Cases can move faster and suspects brought in sooner because of faster results as well.

"It has a huge impact on public safety because you can really identify perpetrators that much sooner," said Kristina Hoffman, a forensic scientist from the Marysville lab.

Lean training came from Inslee's Results Washington, an initiative that attempts to use evidence-based solutions to improve government.

"We've learned [Lean] from the Boeing company, they used it to double production in Renton with their 737 plant, Virginia Mason has used it to improve health results and now we're using it," said Inslee.

Hoffman herself brought many of the techniques from training back to the Marysville Crime Lab.

"It's really figuring out what's valuable to the customer," she said.

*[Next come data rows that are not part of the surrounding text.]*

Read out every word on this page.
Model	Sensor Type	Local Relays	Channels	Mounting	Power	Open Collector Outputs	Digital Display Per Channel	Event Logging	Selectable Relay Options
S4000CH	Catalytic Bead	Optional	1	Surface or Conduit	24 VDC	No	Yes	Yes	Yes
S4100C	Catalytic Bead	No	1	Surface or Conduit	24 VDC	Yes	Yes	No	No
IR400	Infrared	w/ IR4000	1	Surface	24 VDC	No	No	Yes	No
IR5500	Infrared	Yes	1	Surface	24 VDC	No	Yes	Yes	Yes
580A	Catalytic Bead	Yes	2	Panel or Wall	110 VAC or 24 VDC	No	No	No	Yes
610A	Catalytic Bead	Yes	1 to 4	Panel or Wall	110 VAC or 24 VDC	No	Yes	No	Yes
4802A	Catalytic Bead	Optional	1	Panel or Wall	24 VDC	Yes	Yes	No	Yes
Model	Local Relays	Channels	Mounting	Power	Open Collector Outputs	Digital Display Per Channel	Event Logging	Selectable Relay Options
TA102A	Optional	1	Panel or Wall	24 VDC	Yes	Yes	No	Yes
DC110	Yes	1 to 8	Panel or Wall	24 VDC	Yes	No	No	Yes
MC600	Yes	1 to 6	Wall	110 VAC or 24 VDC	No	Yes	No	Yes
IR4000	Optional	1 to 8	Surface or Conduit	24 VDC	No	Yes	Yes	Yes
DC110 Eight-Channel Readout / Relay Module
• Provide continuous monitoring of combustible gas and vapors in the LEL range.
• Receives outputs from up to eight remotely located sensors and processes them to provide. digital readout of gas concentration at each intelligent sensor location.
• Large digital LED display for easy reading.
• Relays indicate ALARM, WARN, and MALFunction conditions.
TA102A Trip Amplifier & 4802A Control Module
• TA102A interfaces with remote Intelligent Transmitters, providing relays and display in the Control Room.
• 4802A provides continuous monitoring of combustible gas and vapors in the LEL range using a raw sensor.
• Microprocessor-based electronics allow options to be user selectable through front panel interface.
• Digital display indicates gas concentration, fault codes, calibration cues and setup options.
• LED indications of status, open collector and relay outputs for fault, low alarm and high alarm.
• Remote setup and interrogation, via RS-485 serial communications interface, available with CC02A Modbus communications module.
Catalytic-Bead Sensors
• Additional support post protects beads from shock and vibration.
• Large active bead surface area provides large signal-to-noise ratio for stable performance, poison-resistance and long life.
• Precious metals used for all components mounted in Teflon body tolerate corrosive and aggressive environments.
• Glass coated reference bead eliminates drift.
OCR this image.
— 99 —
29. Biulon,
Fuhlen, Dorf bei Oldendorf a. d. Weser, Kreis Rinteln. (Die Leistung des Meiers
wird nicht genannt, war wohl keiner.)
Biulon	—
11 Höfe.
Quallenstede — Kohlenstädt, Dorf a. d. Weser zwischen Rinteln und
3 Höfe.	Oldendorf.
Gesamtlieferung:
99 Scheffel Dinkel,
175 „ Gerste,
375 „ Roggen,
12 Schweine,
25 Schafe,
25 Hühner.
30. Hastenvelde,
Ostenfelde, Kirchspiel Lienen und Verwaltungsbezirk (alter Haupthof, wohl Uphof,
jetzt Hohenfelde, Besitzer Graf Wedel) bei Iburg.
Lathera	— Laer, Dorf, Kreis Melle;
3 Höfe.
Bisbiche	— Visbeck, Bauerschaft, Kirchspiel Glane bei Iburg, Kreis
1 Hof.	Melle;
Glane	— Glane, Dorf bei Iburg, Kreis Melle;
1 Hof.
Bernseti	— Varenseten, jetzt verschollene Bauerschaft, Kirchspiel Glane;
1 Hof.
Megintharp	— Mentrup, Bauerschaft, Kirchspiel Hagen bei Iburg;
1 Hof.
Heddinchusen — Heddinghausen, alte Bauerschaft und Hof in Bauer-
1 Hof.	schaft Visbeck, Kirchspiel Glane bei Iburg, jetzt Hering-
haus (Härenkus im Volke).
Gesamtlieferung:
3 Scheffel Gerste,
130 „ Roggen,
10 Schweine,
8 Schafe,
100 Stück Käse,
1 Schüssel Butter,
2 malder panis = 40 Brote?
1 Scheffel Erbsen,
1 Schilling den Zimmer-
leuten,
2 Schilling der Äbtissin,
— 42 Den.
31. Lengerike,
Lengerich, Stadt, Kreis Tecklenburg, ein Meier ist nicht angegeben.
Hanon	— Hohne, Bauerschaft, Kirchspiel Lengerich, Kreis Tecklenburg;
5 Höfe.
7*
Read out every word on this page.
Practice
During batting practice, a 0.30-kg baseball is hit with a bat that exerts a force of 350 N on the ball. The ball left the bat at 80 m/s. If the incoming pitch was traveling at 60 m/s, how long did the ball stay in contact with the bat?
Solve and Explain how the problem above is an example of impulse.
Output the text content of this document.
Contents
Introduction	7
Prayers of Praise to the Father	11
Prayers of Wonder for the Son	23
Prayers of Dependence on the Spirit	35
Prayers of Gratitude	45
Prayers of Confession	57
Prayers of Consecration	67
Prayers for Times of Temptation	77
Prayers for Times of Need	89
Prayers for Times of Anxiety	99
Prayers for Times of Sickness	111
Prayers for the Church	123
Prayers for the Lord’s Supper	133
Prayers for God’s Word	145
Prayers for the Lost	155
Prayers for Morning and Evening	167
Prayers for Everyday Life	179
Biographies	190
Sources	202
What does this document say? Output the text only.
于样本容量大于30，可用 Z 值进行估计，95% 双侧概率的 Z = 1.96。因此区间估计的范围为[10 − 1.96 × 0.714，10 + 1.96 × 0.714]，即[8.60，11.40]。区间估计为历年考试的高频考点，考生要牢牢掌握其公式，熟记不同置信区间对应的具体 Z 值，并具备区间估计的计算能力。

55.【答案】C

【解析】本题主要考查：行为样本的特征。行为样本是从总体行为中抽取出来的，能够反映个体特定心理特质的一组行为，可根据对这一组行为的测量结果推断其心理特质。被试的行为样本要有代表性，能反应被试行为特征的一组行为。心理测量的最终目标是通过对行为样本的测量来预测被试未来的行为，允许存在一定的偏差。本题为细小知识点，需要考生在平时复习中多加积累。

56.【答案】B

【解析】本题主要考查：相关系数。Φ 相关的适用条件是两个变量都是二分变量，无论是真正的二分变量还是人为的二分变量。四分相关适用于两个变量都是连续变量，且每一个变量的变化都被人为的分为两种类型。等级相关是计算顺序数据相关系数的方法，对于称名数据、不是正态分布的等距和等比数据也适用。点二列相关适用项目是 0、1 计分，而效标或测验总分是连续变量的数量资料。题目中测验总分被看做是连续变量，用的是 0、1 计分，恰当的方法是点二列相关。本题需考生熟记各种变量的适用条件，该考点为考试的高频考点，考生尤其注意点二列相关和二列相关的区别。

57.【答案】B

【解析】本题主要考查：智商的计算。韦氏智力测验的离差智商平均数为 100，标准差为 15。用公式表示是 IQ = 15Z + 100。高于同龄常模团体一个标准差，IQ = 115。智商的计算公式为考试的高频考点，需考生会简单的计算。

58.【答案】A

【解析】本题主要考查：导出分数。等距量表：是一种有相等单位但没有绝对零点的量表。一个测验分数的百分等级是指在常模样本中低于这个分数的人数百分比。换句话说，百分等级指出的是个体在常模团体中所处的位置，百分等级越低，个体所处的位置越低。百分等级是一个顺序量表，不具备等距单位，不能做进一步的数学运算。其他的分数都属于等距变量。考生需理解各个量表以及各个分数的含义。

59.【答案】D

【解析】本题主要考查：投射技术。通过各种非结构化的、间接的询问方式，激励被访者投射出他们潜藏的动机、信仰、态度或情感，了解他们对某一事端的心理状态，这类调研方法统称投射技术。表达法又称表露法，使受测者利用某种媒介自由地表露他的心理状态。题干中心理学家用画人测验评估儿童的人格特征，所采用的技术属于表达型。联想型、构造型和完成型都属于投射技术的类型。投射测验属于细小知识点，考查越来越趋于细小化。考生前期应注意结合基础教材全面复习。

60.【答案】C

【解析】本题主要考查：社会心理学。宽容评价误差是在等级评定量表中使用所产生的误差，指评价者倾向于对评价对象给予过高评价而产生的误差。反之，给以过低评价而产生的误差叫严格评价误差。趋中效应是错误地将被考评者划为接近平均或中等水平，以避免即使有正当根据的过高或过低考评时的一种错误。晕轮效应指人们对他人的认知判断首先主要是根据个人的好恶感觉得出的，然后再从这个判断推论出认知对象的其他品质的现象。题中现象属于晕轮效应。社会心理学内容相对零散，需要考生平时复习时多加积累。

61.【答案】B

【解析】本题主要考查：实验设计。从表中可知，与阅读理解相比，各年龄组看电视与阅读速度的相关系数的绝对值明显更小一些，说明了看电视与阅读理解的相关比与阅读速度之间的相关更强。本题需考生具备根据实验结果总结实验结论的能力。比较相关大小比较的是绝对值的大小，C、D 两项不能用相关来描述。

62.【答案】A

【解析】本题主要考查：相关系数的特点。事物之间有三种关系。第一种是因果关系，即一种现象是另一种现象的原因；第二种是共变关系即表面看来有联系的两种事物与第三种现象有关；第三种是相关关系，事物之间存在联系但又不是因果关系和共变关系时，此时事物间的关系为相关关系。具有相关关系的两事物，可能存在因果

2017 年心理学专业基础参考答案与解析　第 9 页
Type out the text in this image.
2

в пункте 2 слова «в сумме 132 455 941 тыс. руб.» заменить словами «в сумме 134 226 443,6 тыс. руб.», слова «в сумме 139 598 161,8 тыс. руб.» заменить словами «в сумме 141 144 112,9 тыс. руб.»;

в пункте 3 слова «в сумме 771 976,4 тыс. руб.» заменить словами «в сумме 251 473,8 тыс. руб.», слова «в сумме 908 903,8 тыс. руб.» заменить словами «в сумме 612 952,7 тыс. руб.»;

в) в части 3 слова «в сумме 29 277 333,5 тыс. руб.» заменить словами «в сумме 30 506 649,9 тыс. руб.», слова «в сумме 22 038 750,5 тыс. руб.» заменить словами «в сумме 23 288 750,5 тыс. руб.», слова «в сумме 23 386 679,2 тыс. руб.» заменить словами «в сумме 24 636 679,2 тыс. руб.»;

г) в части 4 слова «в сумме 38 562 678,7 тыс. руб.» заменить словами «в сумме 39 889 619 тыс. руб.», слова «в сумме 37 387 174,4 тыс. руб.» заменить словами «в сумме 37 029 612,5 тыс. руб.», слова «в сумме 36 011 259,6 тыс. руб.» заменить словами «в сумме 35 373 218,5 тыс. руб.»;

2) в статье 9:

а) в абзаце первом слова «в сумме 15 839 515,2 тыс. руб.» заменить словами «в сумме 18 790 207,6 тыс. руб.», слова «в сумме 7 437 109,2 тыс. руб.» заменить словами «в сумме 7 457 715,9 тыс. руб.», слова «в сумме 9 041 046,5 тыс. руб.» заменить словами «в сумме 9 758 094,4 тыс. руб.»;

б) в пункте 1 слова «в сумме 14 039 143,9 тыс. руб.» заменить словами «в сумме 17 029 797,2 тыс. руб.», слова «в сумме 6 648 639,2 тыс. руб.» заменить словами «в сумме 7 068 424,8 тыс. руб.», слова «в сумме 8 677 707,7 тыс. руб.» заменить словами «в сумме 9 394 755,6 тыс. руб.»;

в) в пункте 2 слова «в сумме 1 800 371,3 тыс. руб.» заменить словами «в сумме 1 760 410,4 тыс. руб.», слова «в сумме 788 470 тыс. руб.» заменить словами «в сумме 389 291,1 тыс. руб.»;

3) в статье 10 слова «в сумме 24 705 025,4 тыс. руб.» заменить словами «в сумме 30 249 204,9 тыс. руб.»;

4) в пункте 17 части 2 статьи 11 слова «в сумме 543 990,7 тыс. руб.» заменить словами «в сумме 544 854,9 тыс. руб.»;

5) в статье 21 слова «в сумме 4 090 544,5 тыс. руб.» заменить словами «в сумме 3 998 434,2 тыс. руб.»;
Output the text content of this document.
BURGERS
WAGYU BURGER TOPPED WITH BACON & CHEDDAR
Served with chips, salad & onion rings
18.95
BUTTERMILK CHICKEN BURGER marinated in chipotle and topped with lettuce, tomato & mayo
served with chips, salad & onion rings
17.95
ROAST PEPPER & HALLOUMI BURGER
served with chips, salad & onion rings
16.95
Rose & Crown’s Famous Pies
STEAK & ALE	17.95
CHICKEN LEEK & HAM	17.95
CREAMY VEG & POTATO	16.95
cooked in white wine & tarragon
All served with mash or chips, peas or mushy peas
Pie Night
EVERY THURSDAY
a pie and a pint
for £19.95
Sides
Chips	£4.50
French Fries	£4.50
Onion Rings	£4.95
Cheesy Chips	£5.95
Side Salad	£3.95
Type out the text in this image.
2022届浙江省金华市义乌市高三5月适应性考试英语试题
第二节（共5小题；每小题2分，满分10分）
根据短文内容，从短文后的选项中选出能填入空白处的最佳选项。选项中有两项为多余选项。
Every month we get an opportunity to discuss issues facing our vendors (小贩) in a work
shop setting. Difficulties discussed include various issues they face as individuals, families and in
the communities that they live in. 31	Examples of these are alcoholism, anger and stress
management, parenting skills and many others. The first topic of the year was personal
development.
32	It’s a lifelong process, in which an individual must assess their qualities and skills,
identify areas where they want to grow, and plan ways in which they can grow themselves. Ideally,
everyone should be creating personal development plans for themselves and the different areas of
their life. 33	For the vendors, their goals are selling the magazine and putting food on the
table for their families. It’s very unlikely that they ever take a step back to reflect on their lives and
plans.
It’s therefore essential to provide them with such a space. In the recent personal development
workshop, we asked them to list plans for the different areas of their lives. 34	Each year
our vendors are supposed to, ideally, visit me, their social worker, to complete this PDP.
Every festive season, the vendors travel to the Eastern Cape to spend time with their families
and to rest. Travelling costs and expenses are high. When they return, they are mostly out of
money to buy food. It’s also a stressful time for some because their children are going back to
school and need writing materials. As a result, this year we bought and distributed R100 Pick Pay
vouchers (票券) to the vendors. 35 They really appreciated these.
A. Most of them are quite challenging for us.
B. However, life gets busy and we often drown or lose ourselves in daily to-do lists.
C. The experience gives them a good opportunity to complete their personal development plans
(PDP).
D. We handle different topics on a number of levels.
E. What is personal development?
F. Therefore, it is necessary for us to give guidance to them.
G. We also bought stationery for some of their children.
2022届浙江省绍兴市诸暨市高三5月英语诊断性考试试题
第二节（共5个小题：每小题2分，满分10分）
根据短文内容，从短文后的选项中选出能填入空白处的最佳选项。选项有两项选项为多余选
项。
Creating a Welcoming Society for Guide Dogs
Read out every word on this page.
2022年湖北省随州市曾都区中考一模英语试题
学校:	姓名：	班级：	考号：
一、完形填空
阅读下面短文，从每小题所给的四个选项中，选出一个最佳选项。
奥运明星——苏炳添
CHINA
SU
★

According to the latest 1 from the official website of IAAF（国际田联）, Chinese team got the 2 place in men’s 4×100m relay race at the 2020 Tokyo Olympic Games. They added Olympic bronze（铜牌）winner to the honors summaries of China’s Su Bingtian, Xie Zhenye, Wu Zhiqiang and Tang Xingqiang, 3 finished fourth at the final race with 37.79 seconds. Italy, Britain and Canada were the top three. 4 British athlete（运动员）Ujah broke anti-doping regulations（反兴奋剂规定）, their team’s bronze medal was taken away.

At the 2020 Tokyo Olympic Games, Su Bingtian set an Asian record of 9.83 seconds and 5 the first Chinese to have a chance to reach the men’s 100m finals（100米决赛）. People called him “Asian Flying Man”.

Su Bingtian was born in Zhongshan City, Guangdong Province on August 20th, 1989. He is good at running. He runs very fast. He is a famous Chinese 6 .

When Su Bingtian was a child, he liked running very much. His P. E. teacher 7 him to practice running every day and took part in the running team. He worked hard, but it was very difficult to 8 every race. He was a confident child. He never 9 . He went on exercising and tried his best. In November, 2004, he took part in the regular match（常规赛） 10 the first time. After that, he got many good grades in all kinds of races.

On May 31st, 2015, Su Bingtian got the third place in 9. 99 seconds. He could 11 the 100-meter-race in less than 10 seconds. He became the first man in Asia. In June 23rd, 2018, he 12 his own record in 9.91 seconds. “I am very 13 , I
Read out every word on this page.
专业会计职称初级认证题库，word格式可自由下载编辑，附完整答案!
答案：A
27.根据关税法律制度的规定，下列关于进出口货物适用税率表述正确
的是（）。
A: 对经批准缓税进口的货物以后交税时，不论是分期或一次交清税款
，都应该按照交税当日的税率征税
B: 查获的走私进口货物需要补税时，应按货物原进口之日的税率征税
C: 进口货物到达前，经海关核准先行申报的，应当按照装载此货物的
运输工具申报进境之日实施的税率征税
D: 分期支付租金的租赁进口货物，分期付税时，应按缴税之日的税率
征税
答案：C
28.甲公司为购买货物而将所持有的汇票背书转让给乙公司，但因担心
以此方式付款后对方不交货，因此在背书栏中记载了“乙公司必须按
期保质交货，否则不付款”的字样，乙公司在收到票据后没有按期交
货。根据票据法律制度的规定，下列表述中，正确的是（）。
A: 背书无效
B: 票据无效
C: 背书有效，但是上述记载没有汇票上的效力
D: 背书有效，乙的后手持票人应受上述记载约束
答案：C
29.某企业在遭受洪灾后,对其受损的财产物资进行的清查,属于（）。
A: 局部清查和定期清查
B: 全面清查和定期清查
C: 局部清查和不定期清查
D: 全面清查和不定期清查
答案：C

"What I liked is that you acted almost like this was a private business and these were your customers, and you went to your customers to figure out what they wanted," said Inslee.

Hoffman said the lab went out and found what detectives they worked with wanted and worked toward those goals.

Many of the improvements were simple office solutions that helped to improve efficiency.

"We have all this high-tech equipment here, DNA analyzers and robots, but here you have a blackboard with sticky notes," said Inslee.

Despite going through a record number of cases last year, the Marysville Crime Lab also saw a large increase in their workload.

"We're also seeing the same increase in our customer demands, so it's going to be something we're always challenged with," said Hoffman.

John Batiste, Washington State Patrol Chief, hopes to replicate the improvements across the state.

"We're looking to spread this to our other labs as well so they can take advantage of the efficiencies in the workplace," he said.

Rich Roesler, acting director of Results Washington, said that Lean management techniques have been effective in other areas of the government as well.

"This is one example out of many that are happening around state government. We're talking about easier-to-use forms, faster refunds, a whole litany of things in terms of improving services and cutting down errors," he said.

Batiste said that Washington State Patrol fleet shops that have adopted the methods are also improving.

"From our fleet shop we've doubled the amount of cars we can turn out in a month," he said.

Inslee hopes that these management techniques can improve all areas of the state government.

"You're seeing the tip of the iceberg. What Kristina is showing us today is one of thousands of state employees who have had the training," he said.